Third, there are insufficient incentives to make changes before value is destroyed.

Fourth, donors have starved charities of the capital they need. Donors want as much money as possible to be spent on direct program costs and see investments in organisational capacity as mere administration, to be minimised. This thinking is often encouraged by charities themselves.

Fifth, charities have systemically underinvested in IT for decades.

And sixth, they generally fail to create a continuous learning culture or invest in the professional development of their people.

A merger shouldn’t be seen as a failure

If transformation is hard, dying well is too often seen as failure rather than success.

In the private sector, selling your business to a larger competitor is celebrated.

And it's often a great way for larger organisations to take great innovation to scale and rejuvenate their talent.

But in the for-purpose sector a merger is too often seen as a failure rather than as an opportunity to broaden reach, deepen expertise or increase policy influence with government.

Save the Children Australia has completed four mergers. They are difficult, but the returns to mission can be significant.
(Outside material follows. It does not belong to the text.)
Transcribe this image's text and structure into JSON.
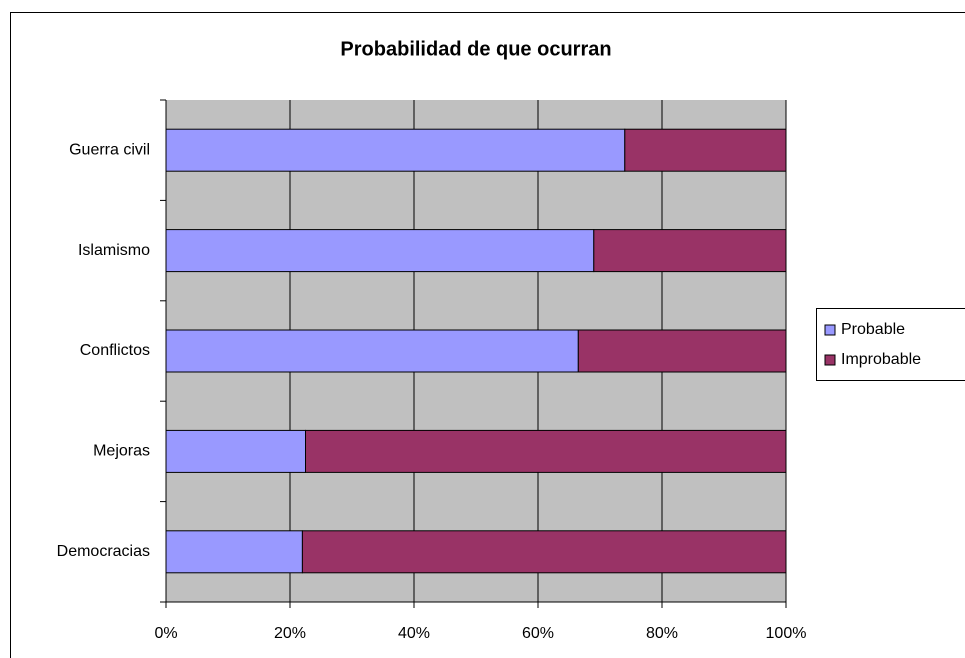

There are several types of benefits:

  • Financial savings from reduced duplication – around $1 million per annum in the case of the 2015 Good Beginnings merger
  • Access to new sources of funding – within nine months of merging with Save the Children in 2020, Library for All was able to double in size, largely by accessing institutional funding opportunities that were not previously available to it
  • Access to deeper or more specialised expertise. We know that good intentions are not enough and that expectations of greater technical capability are growing. This capability can be very hard for smaller organisations to access.
  • Improved career opportunities for staff, increasing our ability to attract and retain the best talent.

Despite these benefits for the mission, most merger discussions founder not on lack of potential benefits but on concerns about brand, leadership and board positions and shared culture.

This means many charities are left to die badly, hoping that if they put off investments in new systems, delay staff salary increases or cut expenditure on professional development and training for another year, their prospects will somehow change.

They won’t.

Charles Darwin’s theory of evolution demonstrates it’s not the strongest of the species that survives, nor the most intelligent. It is the one that is the most adaptable to change.

Unless charities face up to this evolutionary challenge and rethink the business of charity, they will fail the mission they seek to serve.

Ronalds was Save the Children Australia’s CEO for nine years, until June 2022. Save the Children Global Ventures aims to develop innovative finance and new technologies at scale, using Save the Children's global delivery platform with new funding mechanisms, ed tech, e-health and other technologies.